The lawsuit, spearheaded by City Attorney David Chiu, lists ten companies, including producers of well-known items such as Oreo cookies, Sour Patch Kids, Kit Kat, Cheerios, and Lunchables. The legal claim highlights connections between these ultraprocessed foods and health issues like Type 2 diabetes, fatty liver disease, and cancer.
“These manufacturers have taken food and transformed it into something detrimental to human health,” Chiu stated in a press release. “By creating and profiting from a public health crisis, they must now be held accountable for the damage they have inflicted.”
Chiu’s office describes ultraprocessed foods as items like candy, chips, processed meats, sodas, energy drinks, and cereals, which are designed to trigger cravings and promote overeating. These products are often composed of chemically altered, inexpensive ingredients with minimal real food content, as noted in the lawsuit.
PepsiCo, Kraft Heinz Company, Post Holdings, Mondelez International, General Mills, Kellogg, Mars Incorporated, and ConAgra Brands are also named in the legal proceedings.
At the time of reporting, none of the companies involved had provided responses to emailed requests for comment.
U.S. Health Secretary Robert F. Kennedy Jr. has been vocal about the negative impact of ultraprocessed foods and their links to chronic disease and has targeted them in his Make America Healthy Again campaign. Kennedy has pushed to ban such foods from the Supplemental Nutrition Assistance Program for low-income families.
An August report by the U.S. Centers for Disease Control and Prevention found that most Americans get more than half their calories from ultraprocessed foods.
In October, California Gov. Gavin Newsom signed a first-in-the-nation law to phase out certain ultraprocessed foods from school meals over the next decade.

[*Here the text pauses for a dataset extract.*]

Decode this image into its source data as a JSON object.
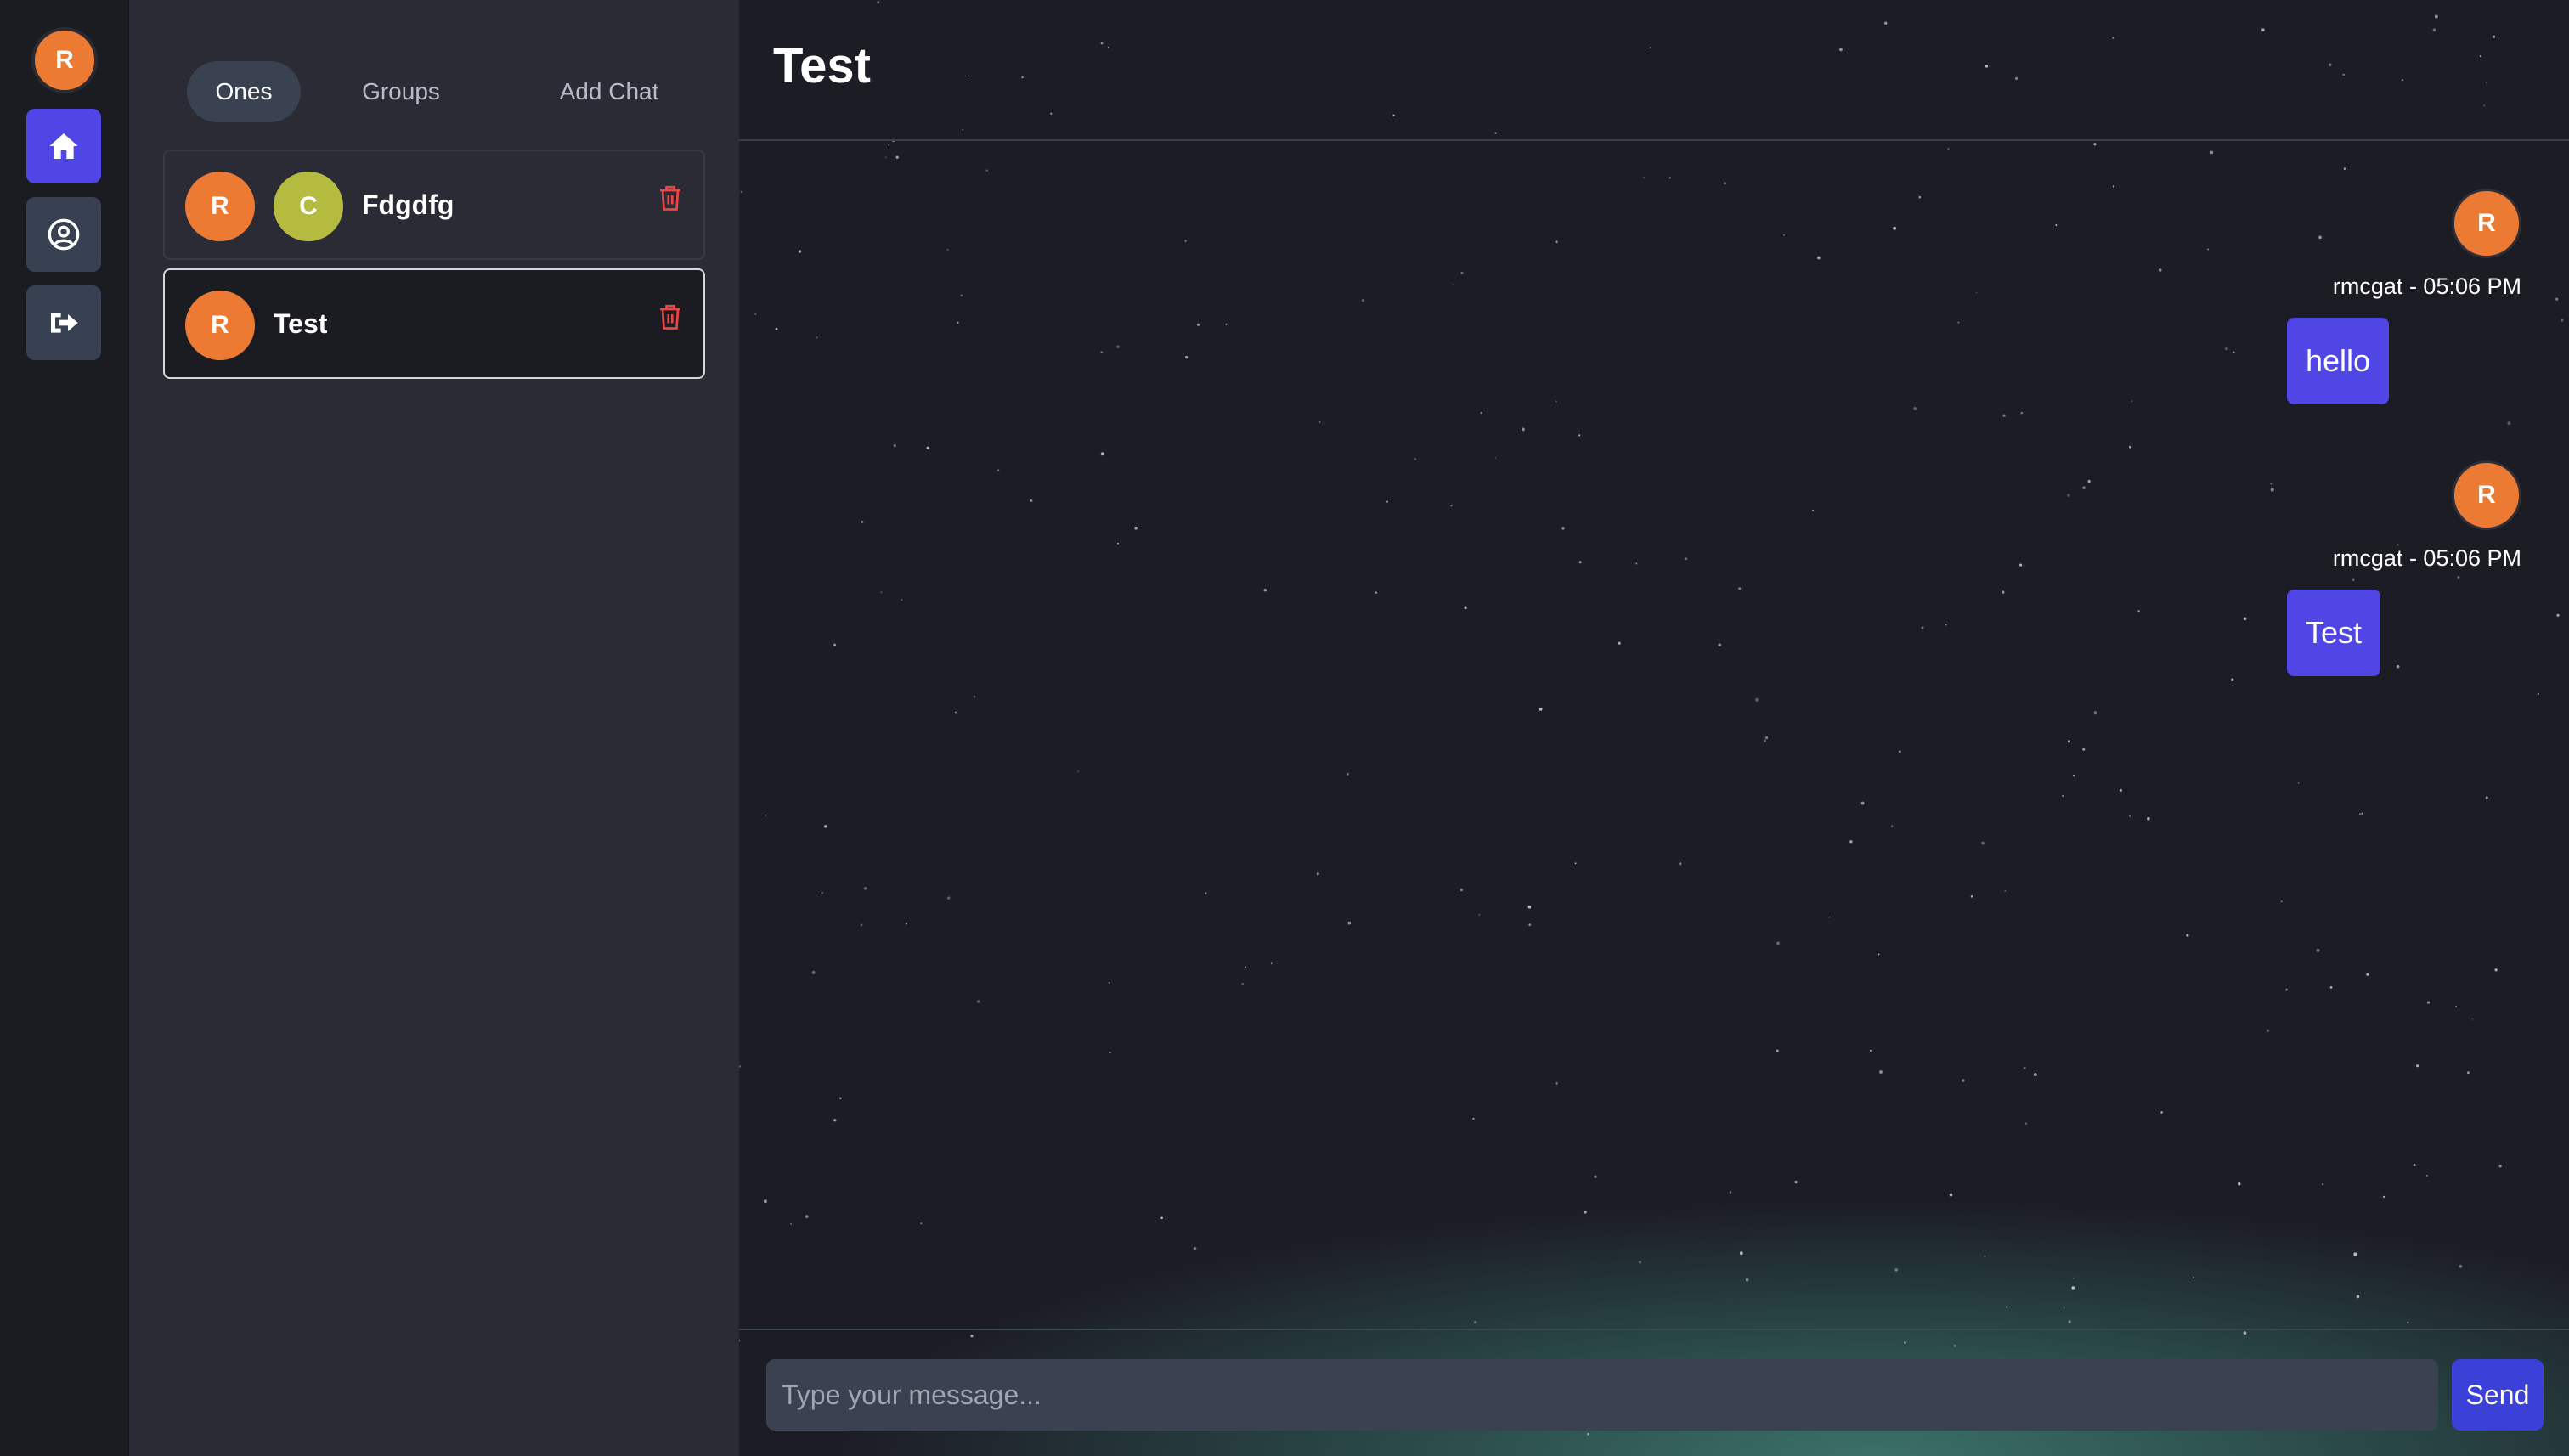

San Francisco’s lawsuit cites several scientific studies on the negative impact of ultraprocessed foods on human health.
“Mounting research now links these products to serious diseases—including Type 2 diabetes, fatty liver disease, heart disease, colorectal cancer, and even depression at younger ages,” University of California, San Francisco, professor Kim Newell-Green said in the news release.
The lawsuit argues that by producing and promoting ultraprocessed foods, the companies violate California’s Unfair Competition Law and public nuisance statute. It seeks a court order preventing the companies from “deceptive marketing” and requiring them to take actions such as consumer education on the health risks of ultraprocessed foods and limiting advertising and marketing of ultraprocessed foods to children.
It also asks for financial penalties to help local governments with health care costs caused by the consumption of ultraprocessed foods.